In summary: The scientific literature consistently cites clone 10.1 as a robust monoclonal antibody for the identification, isolation, and study of CD64+ monocytes and macrophages, supporting its importance in immunological research and clinical studies.

Dosing regimens for clone 10.1 (anti-human CD64, FcγRI) are highly variable across different mouse models and depend on the model type, experimental objective, and antibody characteristics.

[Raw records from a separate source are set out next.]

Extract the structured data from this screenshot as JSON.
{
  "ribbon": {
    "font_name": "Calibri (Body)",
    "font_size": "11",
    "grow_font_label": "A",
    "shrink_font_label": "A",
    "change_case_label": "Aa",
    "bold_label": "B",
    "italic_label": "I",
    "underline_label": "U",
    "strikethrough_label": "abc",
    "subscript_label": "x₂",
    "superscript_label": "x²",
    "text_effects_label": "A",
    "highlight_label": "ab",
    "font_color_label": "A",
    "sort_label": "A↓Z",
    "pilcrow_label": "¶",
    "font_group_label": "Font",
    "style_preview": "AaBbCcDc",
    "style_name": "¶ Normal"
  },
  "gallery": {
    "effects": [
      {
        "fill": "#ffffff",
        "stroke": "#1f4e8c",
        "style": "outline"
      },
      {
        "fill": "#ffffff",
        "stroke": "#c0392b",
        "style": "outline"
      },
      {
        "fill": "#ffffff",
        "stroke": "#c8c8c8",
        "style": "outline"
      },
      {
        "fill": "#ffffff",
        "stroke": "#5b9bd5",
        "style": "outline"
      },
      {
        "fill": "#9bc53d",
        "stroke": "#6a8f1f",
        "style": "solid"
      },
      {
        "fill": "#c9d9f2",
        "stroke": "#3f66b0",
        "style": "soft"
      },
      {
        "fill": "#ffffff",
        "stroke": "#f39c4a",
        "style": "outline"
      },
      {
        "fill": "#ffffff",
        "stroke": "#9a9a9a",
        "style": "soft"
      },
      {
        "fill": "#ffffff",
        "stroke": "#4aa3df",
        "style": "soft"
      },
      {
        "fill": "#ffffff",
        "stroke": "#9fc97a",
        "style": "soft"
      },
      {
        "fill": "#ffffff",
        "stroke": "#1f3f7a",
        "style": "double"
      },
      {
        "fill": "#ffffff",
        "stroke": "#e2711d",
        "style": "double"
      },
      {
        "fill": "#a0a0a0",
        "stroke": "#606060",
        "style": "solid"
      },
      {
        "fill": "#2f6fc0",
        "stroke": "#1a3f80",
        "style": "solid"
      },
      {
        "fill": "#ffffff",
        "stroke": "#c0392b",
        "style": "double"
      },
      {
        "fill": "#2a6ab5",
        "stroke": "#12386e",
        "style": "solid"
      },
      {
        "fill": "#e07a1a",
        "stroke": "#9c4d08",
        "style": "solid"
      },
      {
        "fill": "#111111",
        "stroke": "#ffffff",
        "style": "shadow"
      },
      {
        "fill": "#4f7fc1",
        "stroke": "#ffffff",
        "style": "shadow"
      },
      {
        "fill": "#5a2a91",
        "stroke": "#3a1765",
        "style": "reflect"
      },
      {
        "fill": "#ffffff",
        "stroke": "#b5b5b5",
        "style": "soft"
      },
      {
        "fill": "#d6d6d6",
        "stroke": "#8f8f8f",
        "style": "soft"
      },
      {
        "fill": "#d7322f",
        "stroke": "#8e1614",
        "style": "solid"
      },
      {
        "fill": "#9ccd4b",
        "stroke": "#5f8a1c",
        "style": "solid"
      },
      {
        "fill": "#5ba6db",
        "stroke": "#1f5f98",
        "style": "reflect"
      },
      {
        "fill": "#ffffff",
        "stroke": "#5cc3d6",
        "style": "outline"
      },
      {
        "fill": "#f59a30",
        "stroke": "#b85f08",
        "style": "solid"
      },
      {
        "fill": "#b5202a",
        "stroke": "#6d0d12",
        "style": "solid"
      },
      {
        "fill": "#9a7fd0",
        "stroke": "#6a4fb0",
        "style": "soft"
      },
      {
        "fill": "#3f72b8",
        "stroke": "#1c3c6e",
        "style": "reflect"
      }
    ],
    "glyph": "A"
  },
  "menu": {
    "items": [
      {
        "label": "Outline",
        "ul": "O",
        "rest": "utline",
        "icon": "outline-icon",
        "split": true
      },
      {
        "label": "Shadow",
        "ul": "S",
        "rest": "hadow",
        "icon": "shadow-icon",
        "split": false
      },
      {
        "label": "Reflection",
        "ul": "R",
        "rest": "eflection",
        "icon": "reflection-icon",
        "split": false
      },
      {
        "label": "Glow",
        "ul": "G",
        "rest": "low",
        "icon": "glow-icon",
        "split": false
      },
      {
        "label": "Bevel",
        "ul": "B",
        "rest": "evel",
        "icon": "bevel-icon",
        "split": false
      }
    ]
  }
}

There is no universally standardized regimen, as protocols are typically tailored to the specific immunological context and desired biological outcome in each study.

For example:

• Syngeneic tumor models, infection models, and humanized mouse strains may require different doses and schedules to achieve optimal target engagement and biological effect.
• Factors influencing regimen include mouse strain, disease state, immune status, and the pharmacokinetics (PK) of the antibody in each model.
• Dosing frequency often differs: some studies use more frequent dosing in mice (e.g., 2-3 times per week) due to increased antibody clearance, especially when administering human or chimeric antibodies that may be immunogenic in mice.
• Typical injection routes are intraperitoneal or intravenous, with dose amounts commonly reported in micrograms or mg/kg per mouse.

Without detailed published data specifically on clone 10.1 regimens in comparative mouse models, only general principles and practical guidance can be described:

• Investigators usually adapt dosing schedules based on pilot PK/PD studies to ensure adequate plasma and tissue concentrations and minimal immunogenicity.
• Common logic may apply a starting dose in the range of 100–250 µg per mouse or 1–10 mg/kg per injection, every 2–4 days, then adjust based on efficacy, toxicity, and PK findings—though the exact numbers should be confirmed for clone 10.1 in each specific experimental setting.

Summary:

• Dosing regimens for clone 10.1 in mice are not fixed and should be customized to the mouse model, experimental aim, and antibody characteristics.
• Researchers must optimize dose and schedule empirically for each situation; general ranges can guide initial experiments but should not replace direct optimization for the antibody and study system.

If you need example dosing protocols or PK data for clone 10.1 in specific mouse models (e.g., tumor, infection, humanized strain), additional targeted literature review or direct inquiry to suppliers may be required.